Prior to this time, I feel like I relied heavily on others for my sense of self-worth. Looking back, I never felt good enough, or worthy enough, and I didn’t really know what it meant to be whole at all, let alone what it meant to be whole all by myself. I thought that if I did everything within my power to live up to others’ perceived expectations of me that I’d somehow be happy with myself. But yeah, life doesn’t really work that way. My happiness is not found in making others happy, in their opinion of me, or in whether they see me as enough. We are each responsible for our own happiness and for how we view ourselves. You will never feel like enough, or whole, or worthy, if you are seeking validation from others, as validation lies within you and only you. And the moment you learn this is the moment you’ll begin to love yourself.
Certainly, all these things tie into self-love.
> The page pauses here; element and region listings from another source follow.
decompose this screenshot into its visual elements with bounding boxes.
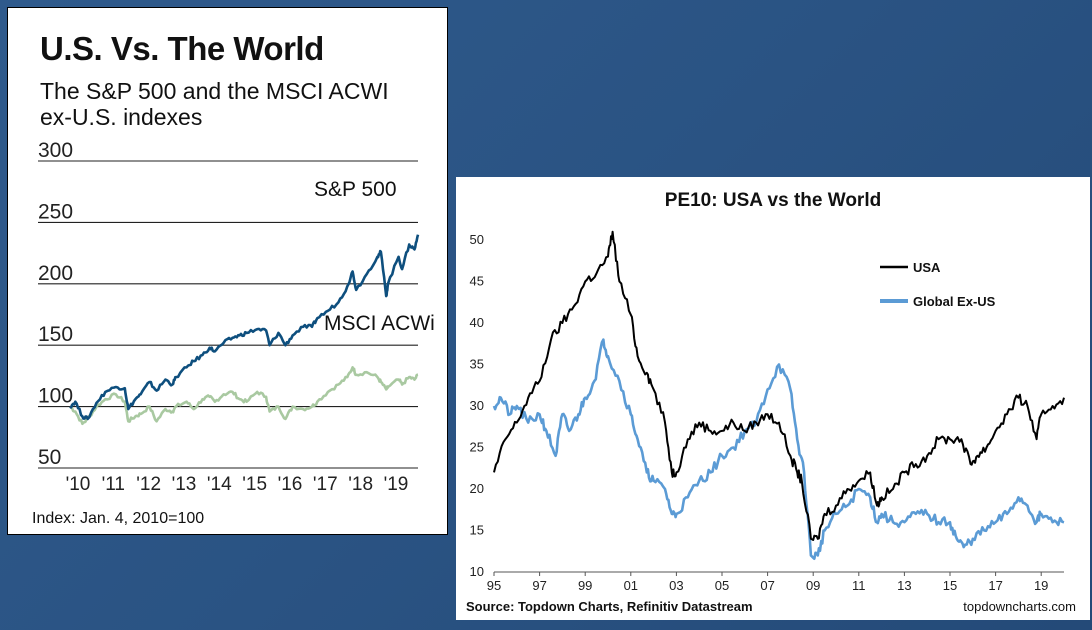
x-tick-label-95: 95	[487, 578, 501, 593]
series-line-s-p-500	[69, 234, 420, 421]
y-tick-label-150: 150	[38, 323, 73, 346]
x-tick-label-15: '15	[242, 474, 267, 495]
right-chart-site: topdowncharts.com	[963, 599, 1076, 614]
y-tick-label-15: 15	[470, 523, 484, 538]
x-tick-label-03: 03	[669, 578, 683, 593]
series-label-sp500: S&P 500	[314, 178, 397, 201]
x-tick-label-13: 13	[897, 578, 911, 593]
left-chart-panel: U.S. Vs. The World The S&P 500 and the M…	[7, 7, 448, 535]
right-chart-panel: PE10: USA vs the World 10 15 20 25 30 35 40 45 5…	[456, 177, 1090, 620]
x-tick-label-01: 01	[624, 578, 638, 593]
x-tick-label-11: 11	[852, 578, 866, 593]
y-tick-label-100: 100	[38, 385, 73, 408]
y-tick-label-20: 20	[470, 481, 484, 496]
y-tick-label-35: 35	[470, 357, 484, 372]
y-tick-label-300: 300	[38, 139, 73, 162]
left-chart-plot: 50 100 150 200 250 300 '10 '11 '12 '13 '14 '15 '16 '1…	[38, 139, 435, 495]
x-tick-label-05: 05	[715, 578, 729, 593]
y-tick-label-50: 50	[38, 446, 61, 469]
x-tick-label-07: 07	[760, 578, 774, 593]
y-tick-label-45: 45	[470, 274, 484, 289]
y-tick-label-50: 50	[470, 232, 484, 247]
left-chart-index-note: Index: Jan. 4, 2010=100	[32, 510, 205, 527]
right-chart-title: PE10: USA vs the World	[664, 190, 882, 211]
y-tick-label-10: 10	[470, 564, 484, 579]
x-tick-label-17: '17	[313, 474, 338, 495]
y-tick-label-30: 30	[470, 398, 484, 413]
y-tick-label-200: 200	[38, 262, 73, 285]
series-line-global-ex-us	[492, 338, 1065, 560]
series-line-msci-acwi	[69, 366, 419, 426]
left-chart-title: U.S. Vs. The World	[40, 30, 324, 67]
x-tick-label-15: 15	[943, 578, 957, 593]
x-tick-label-99: 99	[578, 578, 592, 593]
x-tick-label-16: '16	[278, 474, 303, 495]
left-chart-subtitle-line1: The S&P 500 and the MSCI ACWI	[40, 78, 389, 104]
x-tick-label-97: 97	[532, 578, 546, 593]
x-tick-label-17: 17	[988, 578, 1002, 593]
legend-label-usa: USA	[913, 260, 941, 275]
x-tick-label-09: 09	[806, 578, 820, 593]
legend-label-global-ex-us: Global Ex-US	[913, 294, 996, 309]
left-chart-subtitle-line2: ex-U.S. indexes	[40, 104, 203, 130]
series-label-msci-acwi: MSCI ACWi	[324, 312, 435, 335]
x-tick-label-19: '19	[384, 474, 409, 495]
x-tick-label-18: '18	[348, 474, 373, 495]
x-tick-label-14: '14	[207, 474, 232, 495]
x-tick-label-19: 19	[1034, 578, 1048, 593]
right-chart-plot: 10 15 20 25 30 35 40 45 50 95 97 99 01 03 05 07 09 11 13 15…	[470, 230, 1065, 593]
x-tick-label-12: '12	[136, 474, 161, 495]
y-tick-label-40: 40	[470, 315, 484, 330]
x-tick-label-13: '13	[172, 474, 197, 495]
x-tick-label-11: '11	[102, 474, 125, 495]
right-chart-source: Source: Topdown Charts, Refinitiv Datast…	[466, 599, 753, 614]
y-tick-label-25: 25	[470, 440, 484, 455]
series-line-usa	[493, 230, 1065, 541]
x-tick-label-10: '10	[66, 474, 91, 495]
y-tick-label-250: 250	[38, 200, 73, 223]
It all begins and ends with you! If you do not love yourself first, naturally you won’t feel like you’re enough and you won’t feel worthy of love from someone else. So how does one get to that place of self-love? Well, I’d say everyone’s story is different and what led me to learning how to love myself may not be what teaches you to love yourself. It’s highly individualized. However, no matter the route or the journey, we must all learn that feeling enough, feeling whole, and feeling worthy all come from within. It’s all in how you see yourself and in learning that others’ inability to see your worth does not decrease your value. I wrote about this about 2 weeks ago – briefly anyway, as getting too personal about my experience proved to be more difficult that I expected.
These 3 statements also find their way into my “happiness jar” frequently – as a reminder to myself, on that given day and again when I read all my notes in the new year. It never hurts to remind yourself of these things, especially on the days when your struggling to feel like you’re enough. Which reminds me of one of my favorite songs – Lovely by Sara Haze. Even now this song seems to appear at exactly the right time. Have a listen for yourself. And always know you are enough, you are whole, you are worthy. And you are lovely just the way you are!